Murray Rothbard, Mr. Libertarian, Turns 100 | The Libertarian Institute [LINK]
【海外記事紹介】リバタリアニズム(自由至上主義)の巨人、マレー・ロスバードが1926年3月2日に生まれてから、ちょうど100年が経過しました。著者のアラン・モズレー氏は、ロスバードを「ミスター・リバタリアン」と呼び、彼が現代の自由主義運動に与えた計り知れない影響を振り返っています。ロスバードはコロンビア大学で数学と経済学を修めた後、ルートヴィヒ・フォン・ミーゼスのゼミナールに参加したことで、人間行動学(プラクセオロジー)と徹底した自由放任主義に開眼しました。彼は、自由を実現するためには国家による強制の改革ではなく、その廃止が必要であると確信し、自発的な交換に基づく国家のない社会を指す「アナルコ・キャピタリズム(無政府資本主義)」という言葉を提唱しました。
彼の主著である『人間・経済・国家』は1,000ページを超える大著であり、個人の目的を持った行動を起点に、ミクロおよびマクロ経済の法則を体系的に導き出しました。彼は、独占は政府の特権付与によってのみ生じると論じ、中央銀行による信用拡大が景気循環(バブルとその崩壊)を引き起こすと批判しました。この記事では、ロスバードの才能が経済学に留まらなかったことも強調されています。彼は歴史家として、公式の物語に疑いの目を向ける「修正主義」の立場を取り、1930年代の大恐慌は連邦準備制度(FRB)の信用拡大が原因であり、フーヴァー政権の介入がそれを長引かせたと論証しました。
政治哲学者としてのロスバードは、自己所有権に基づく自然権を擁護し、「非侵害の原理」を唱えました。『自由の倫理学』では、あらゆる暴力の行使は不正であり、国家そのものが「犯罪集団」であると断じました。

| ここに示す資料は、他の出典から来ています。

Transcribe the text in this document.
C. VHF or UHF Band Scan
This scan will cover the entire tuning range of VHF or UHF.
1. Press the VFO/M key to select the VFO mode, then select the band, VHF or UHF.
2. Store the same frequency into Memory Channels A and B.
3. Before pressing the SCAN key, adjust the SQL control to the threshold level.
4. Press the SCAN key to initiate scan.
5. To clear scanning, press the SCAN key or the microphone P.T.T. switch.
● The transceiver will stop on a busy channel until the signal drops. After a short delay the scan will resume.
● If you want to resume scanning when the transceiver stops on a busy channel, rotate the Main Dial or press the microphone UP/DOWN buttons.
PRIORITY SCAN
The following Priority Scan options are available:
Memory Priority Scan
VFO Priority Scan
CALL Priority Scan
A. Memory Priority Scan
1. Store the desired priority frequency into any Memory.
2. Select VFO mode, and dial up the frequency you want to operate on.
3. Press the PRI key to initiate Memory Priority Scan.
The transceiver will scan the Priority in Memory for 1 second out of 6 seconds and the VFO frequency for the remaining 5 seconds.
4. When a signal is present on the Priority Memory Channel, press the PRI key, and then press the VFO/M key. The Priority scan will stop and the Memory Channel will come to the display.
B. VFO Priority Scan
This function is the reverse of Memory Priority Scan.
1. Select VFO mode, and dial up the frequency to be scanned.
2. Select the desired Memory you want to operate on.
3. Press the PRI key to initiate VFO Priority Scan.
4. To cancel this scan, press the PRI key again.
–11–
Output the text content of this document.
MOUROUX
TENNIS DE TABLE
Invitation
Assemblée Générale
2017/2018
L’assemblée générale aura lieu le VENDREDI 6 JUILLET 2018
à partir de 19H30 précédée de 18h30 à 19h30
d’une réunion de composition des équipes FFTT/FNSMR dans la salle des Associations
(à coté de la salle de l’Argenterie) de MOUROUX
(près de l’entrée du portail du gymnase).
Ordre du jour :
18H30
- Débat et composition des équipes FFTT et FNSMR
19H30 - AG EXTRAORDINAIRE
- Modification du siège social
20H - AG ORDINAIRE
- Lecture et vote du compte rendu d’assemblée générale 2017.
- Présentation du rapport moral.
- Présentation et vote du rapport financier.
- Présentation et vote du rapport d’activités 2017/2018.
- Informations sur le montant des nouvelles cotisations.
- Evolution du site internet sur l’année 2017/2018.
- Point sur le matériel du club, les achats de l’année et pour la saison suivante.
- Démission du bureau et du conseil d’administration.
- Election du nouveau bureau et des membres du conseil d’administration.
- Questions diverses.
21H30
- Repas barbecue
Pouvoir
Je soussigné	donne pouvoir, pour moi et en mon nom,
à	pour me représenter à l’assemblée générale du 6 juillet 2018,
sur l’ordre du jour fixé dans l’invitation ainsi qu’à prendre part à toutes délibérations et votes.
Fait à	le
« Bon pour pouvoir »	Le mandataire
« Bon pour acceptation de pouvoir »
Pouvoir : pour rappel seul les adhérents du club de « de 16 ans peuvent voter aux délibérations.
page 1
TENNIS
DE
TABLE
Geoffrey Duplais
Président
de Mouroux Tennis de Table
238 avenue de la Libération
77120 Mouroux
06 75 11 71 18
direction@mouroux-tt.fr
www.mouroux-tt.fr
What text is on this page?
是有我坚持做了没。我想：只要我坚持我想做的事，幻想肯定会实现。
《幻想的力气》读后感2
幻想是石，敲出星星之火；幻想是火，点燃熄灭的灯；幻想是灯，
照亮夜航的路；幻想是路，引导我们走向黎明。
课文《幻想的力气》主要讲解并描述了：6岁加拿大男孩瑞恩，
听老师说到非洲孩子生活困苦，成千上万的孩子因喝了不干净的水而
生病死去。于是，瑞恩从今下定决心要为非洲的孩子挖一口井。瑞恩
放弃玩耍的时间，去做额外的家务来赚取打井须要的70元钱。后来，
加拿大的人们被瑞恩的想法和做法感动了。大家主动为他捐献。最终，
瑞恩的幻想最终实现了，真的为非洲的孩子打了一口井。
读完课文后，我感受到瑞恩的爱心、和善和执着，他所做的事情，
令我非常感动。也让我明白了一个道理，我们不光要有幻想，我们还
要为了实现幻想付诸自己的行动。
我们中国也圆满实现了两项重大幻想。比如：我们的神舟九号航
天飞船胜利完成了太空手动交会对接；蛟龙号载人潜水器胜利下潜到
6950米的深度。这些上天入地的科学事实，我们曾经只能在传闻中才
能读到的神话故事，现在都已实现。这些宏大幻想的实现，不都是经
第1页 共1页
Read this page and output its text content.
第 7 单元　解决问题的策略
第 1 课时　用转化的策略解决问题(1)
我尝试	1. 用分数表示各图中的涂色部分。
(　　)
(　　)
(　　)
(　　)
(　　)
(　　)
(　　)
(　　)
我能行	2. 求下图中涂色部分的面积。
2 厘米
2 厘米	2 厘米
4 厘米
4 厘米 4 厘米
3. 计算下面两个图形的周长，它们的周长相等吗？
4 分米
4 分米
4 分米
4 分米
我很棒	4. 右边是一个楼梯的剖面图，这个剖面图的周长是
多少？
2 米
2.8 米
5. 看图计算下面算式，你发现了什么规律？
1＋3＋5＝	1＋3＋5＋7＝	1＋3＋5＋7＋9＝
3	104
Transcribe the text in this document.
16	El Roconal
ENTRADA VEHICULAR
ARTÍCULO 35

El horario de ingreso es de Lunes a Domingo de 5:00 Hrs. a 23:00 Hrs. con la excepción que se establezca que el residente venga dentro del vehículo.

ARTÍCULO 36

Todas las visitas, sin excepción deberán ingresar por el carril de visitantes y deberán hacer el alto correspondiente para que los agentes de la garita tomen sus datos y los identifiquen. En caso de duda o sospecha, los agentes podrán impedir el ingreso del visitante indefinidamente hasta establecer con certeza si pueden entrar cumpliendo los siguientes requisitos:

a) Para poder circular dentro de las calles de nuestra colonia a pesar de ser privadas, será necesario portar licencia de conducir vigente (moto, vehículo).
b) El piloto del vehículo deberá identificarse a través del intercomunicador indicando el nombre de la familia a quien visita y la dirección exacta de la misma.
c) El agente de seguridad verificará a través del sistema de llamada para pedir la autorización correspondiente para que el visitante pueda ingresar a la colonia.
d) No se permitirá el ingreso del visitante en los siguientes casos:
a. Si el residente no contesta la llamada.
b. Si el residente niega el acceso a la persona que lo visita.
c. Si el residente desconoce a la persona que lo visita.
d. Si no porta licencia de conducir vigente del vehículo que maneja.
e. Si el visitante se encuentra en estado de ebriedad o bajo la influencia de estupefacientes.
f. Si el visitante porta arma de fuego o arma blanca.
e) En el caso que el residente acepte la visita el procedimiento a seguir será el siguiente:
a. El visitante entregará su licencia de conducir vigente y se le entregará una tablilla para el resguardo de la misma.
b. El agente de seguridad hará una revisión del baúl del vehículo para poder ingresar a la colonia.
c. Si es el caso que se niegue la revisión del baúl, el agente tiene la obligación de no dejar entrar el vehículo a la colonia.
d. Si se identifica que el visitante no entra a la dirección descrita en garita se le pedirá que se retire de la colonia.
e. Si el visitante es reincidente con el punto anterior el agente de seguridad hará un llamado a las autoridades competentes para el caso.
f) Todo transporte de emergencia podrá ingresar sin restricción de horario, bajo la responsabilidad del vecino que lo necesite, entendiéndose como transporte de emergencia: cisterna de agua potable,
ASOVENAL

彼は、警察から学校に至るまで、国家が提供すると主張するすべてのサービスは、自由市場と自発的な結社によってより良く提供できると考えたのです。また、彼は学者であると同時に情熱的な活動家でもあり、リバタリアン党の綱領作成に携わったほか、ケイトー研究所やミーゼス研究所の設立にも深く関わりました。
ロスバードの思想は、元下院議員のロン・ポール氏ら後世の政治家や知識人に多大な影響を与え、「FRBを廃止せよ」といったスローガンの源流となりました。1995年に世を去った後も、彼の知的な遺産は生き続けています。ロスバードは、経済は倫理と切り離せず、歴史は国家の神話から解き放たれなければならないと説きました。モズレー氏は、徹底した論理性と道徳的情熱を兼ね備えたロスバードの合成された思想こそが、国家の鉄拳ではなく自発的な協力に基づく社会を求める人々に、今なおインスピレーションを与え続けていると結んでいます。